Alfonsín clinched his party's nomination for the 2011 presidential elections when Senator Ernesto Sanz withdrew on 28 April. The Civic and Social Agreement alliance with GEN and the Socialist Party was broken in June, so he endorsed the Federal Peronism candidate Francisco de Narváez for Governor of Buenos Aires and appointed former Central Bank President Javier González Fraga as running mate. They placed third with 11% of the vote.

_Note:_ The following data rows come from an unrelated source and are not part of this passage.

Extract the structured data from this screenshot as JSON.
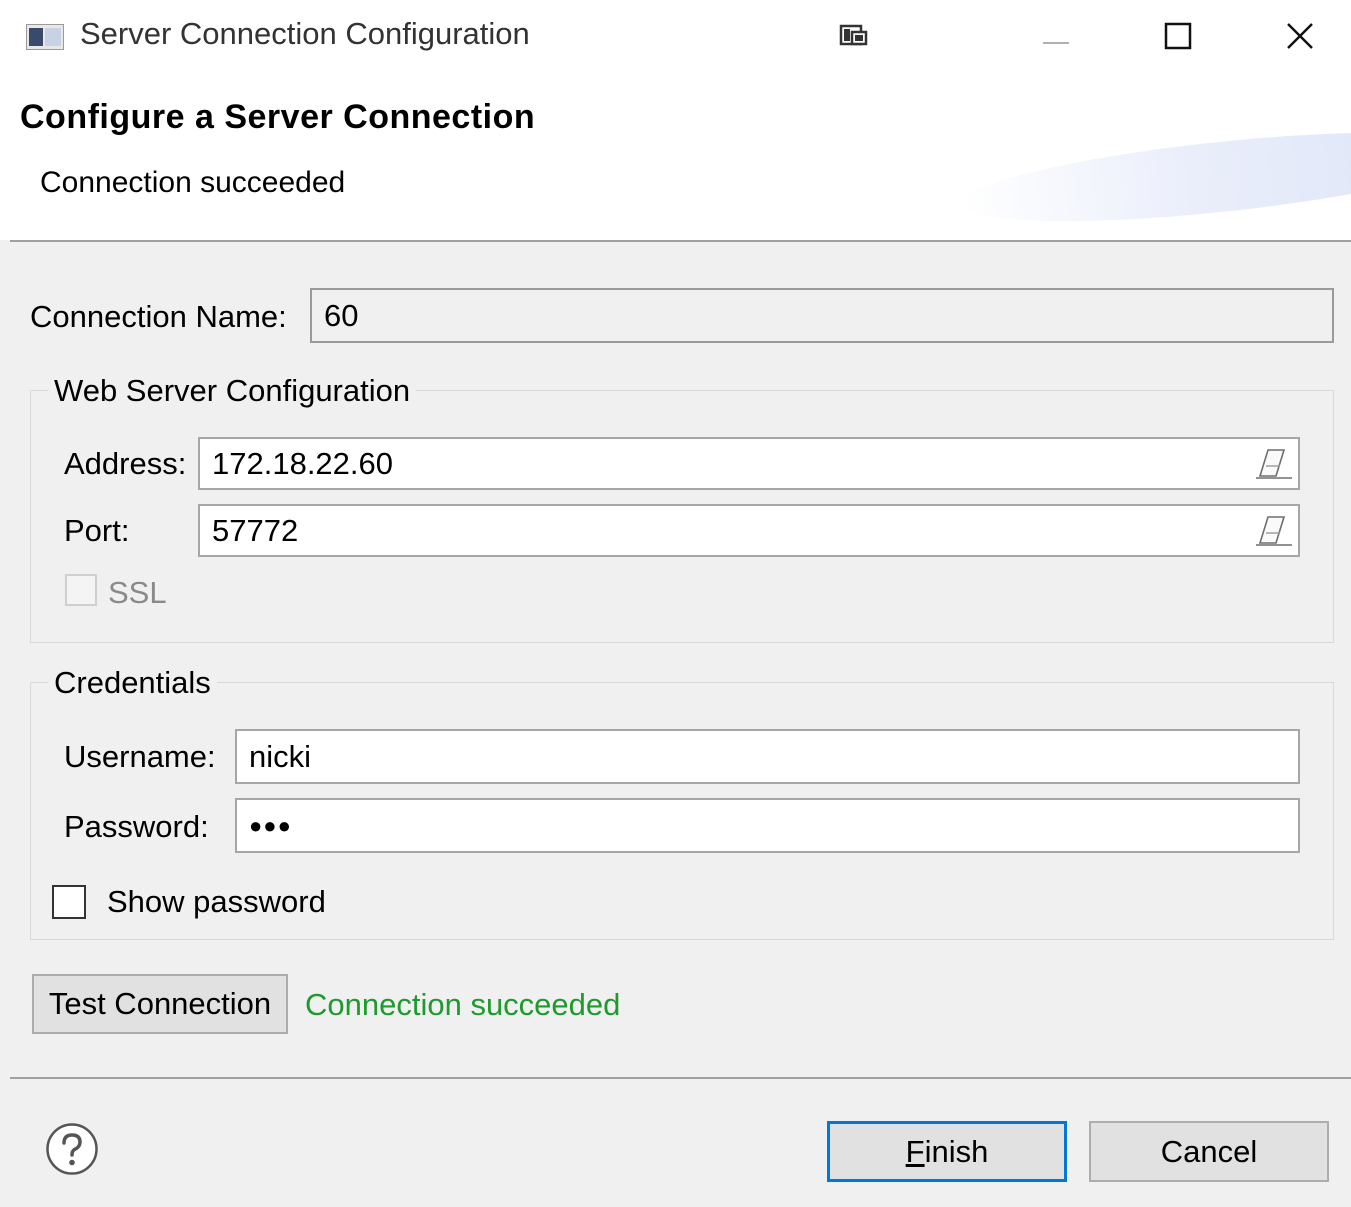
{
  "window": {
    "title": "Server Connection Configuration",
    "icons": [
      "app-icon",
      "restore-window-icon",
      "minimize-icon",
      "maximize-icon",
      "close-icon"
    ]
  },
  "banner": {
    "title": "Configure a Server Connection",
    "message": "Connection succeeded"
  },
  "connection": {
    "label": "Connection Name:",
    "value": "60"
  },
  "web_server": {
    "group_title": "Web Server Configuration",
    "address_label": "Address:",
    "address_value": "172.18.22.60",
    "port_label": "Port:",
    "port_value": "57772",
    "ssl_label": "SSL",
    "ssl_checked": false,
    "ssl_enabled": false
  },
  "credentials": {
    "group_title": "Credentials",
    "username_label": "Username:",
    "username_value": "nicki",
    "password_label": "Password:",
    "password_mask": "●●●",
    "show_password_label": "Show password",
    "show_password_checked": false
  },
  "test": {
    "button_label": "Test Connection",
    "status": "Connection succeeded",
    "status_color": "#1f9a2e"
  },
  "footer": {
    "finish_mnemonic": "F",
    "finish_rest": "inish",
    "cancel_label": "Cancel"
  },
  "colors": {
    "accent": "#0078d7"
  }
}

On 8 September 2014, his list 27 won in internal elections the leadership of the Buenos Aires radicalism after triumphing against Daniel Salvador's 2015 list from 59.01% to 40.99% (Salvador had already held the presidency of the Provincial Committee UCR 2008-2010). After the victory Alfonsín announced that he would resist the agreement with the PRO since he wanted to maintain the Frente Amplio UNEN. Between 2014 and 2016 he was accompanied on the Committee: Héctor Luis Baldo as vice president, Ricardo Sánchez as general secretary and Graciela San Martín as treasurer.

In August 2020, he was appointed as ambassador to Spain and joined the ruling Frente de Todos coalition. His accreditation is extended to Andorra in February 2021.